Amazon Kindleを中心にレンズやカメラの情報を発信する「ぼろフォト解決シリーズ」は、『ボロい写真を解決する』ための様々なテクニックを紹介する電子書籍です。「絞り優先に挑戦し本格的な撮影をはじめる! Nikon D850」では、ニコン D850の機能を使いこなしながら、絞り優先モードでうまい写真を撮るためのテクニックを解説しています。

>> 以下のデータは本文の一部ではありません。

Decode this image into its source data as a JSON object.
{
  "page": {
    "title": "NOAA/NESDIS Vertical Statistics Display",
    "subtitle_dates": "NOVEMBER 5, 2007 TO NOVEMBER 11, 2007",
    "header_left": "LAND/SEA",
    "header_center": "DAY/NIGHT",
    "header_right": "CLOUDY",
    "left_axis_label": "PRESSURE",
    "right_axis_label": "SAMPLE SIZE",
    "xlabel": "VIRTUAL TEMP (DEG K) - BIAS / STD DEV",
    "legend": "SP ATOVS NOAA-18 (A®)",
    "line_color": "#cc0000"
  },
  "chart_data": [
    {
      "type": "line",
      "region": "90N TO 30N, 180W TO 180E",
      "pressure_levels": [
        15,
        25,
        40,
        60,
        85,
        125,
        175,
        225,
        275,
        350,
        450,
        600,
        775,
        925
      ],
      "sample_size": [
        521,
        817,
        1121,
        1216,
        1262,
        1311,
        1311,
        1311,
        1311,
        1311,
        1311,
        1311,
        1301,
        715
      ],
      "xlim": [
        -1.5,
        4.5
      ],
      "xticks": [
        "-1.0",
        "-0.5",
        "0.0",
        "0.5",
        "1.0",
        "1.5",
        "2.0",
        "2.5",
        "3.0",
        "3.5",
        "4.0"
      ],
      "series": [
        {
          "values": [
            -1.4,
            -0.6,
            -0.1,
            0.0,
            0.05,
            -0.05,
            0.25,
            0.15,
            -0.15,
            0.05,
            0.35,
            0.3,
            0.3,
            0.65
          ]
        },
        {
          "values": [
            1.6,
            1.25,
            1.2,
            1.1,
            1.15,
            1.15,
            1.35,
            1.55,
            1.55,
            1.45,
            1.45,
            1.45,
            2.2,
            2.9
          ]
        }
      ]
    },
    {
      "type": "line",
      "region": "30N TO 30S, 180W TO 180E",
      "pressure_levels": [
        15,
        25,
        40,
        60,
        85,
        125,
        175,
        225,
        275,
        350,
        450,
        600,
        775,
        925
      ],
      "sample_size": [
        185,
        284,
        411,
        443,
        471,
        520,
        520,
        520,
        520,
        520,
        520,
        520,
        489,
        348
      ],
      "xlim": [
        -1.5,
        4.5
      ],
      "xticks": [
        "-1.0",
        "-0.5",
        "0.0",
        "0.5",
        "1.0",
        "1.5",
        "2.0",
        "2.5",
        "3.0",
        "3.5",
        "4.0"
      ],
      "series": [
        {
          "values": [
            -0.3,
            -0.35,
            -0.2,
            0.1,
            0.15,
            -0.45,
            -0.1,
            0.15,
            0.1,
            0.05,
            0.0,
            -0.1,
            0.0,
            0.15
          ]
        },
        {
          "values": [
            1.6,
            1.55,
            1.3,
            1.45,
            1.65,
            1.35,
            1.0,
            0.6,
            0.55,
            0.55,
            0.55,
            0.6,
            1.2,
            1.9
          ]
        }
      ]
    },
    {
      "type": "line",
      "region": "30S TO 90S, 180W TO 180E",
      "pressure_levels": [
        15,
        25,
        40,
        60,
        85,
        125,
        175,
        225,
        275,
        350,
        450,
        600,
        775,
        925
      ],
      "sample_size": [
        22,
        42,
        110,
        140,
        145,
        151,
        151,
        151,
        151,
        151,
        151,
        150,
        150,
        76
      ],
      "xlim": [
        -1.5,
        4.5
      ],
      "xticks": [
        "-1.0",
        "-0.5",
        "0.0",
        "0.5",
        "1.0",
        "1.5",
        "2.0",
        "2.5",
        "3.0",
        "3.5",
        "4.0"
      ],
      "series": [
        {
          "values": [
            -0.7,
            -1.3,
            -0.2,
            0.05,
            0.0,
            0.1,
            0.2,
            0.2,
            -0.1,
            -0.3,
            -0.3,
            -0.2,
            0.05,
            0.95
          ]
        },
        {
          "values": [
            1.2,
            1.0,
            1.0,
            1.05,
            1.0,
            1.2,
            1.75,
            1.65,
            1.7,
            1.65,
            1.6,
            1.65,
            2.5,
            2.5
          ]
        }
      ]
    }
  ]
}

本記事では前回に引き続き、「Nikon D850 をもっと楽しむ撮影モード」から「多重露出」機能を使った「比較明合成」の設定方法を紹介します。
比較明合成で軌跡を撮影する
D850 の多重露出の合成モードには、画像内の明るい部分を重ねる「比較明合成」と暗い部分を重ねる「比較暗合成」も用意されている。
カメラ内で比較明合成と暗合成が可能
D850の多重露出の「合成モード」には、前回で述べたように「比較明合成」と「比較暗合成」も用意されている。このうち前者は画面内の明るい部分を重ねるもの、後者は暗い部分を重ねるものだ。従来、これら画面内の一部分のみを重ねるには、フォトレタッチソフトでレイヤーの描画モードを変更するという方法を用いていたが、D850ならば最大10コマまでならば、カメラ内だけでこの作業ができる。このうち、「比較明合成」は画面内の明るい部分を重ねる合成モードなので、星の軌跡や花火、車の軌跡などを複数枚合成する用途に使えるというわけだ。
多重露出の設定手順
STEP.1 メニューボタンを押す
多重露出・比較明合成および比較暗合成を行うのも、前ページと同じようにあらかじめ「静止画撮影メニュー」の「多重露出」で設定をしておく必要がある。そこでまずはメニューボタンを押して静止画撮影メニューに入る。
STEP.2 「多重露出:する」に切り替える
多重露出の撮影を連続して行うか、一度だけにするかを決める。
STEP.3 「合成モード」を選ぶ
「合成モード」と「全画像の保存」をどうするかを決める。「比較明合成」を使うならここで設定する。
合成モード「比較明合成」での多重露出の撮影手順
STEP.4 「比較明合成」を選ぶ
画面内の明るい部分を重ねるのが「比較明合成」で、暗い部分を重ねるのが「比較暗合成」だ。軌跡は画面内の明るい部分なので、ここでは「比較明合成(LIGHT)」を選ぼう。
STEP.5 コマ数を選ぶ
できるだけたくさんの軌跡を画面に写したいので最大限の10コマを選ぶ。
STEP.6 長秒時ノイズ低減をオフに
「長秒時ノイズ低減」を「しない」に設定する。そうしないと1コマ撮影するたびに同じ露光時間のあいだに撮影できなくなってしまうからだ。
STEP.7 露出ディレーも設定する
軌跡を撮影するのであれば三脚使用は必須だ。そのうえで、ぶれ対策をきちんと行う必要がある。露出ディレーもそのひとつ。筆者は3秒に設定している。
STEP.8 電子先幕シャッターも使おう
多重露出のあいだはライブビューは使用できない。構図決定や露出の設定にライブビューを使い、そのあとでファインダー撮影にしてから撮影する。そこで、ぶれ対策としてファインダー撮影も可能な「電子先幕シャッター」と「静音連写モード(Qc)」を使用した。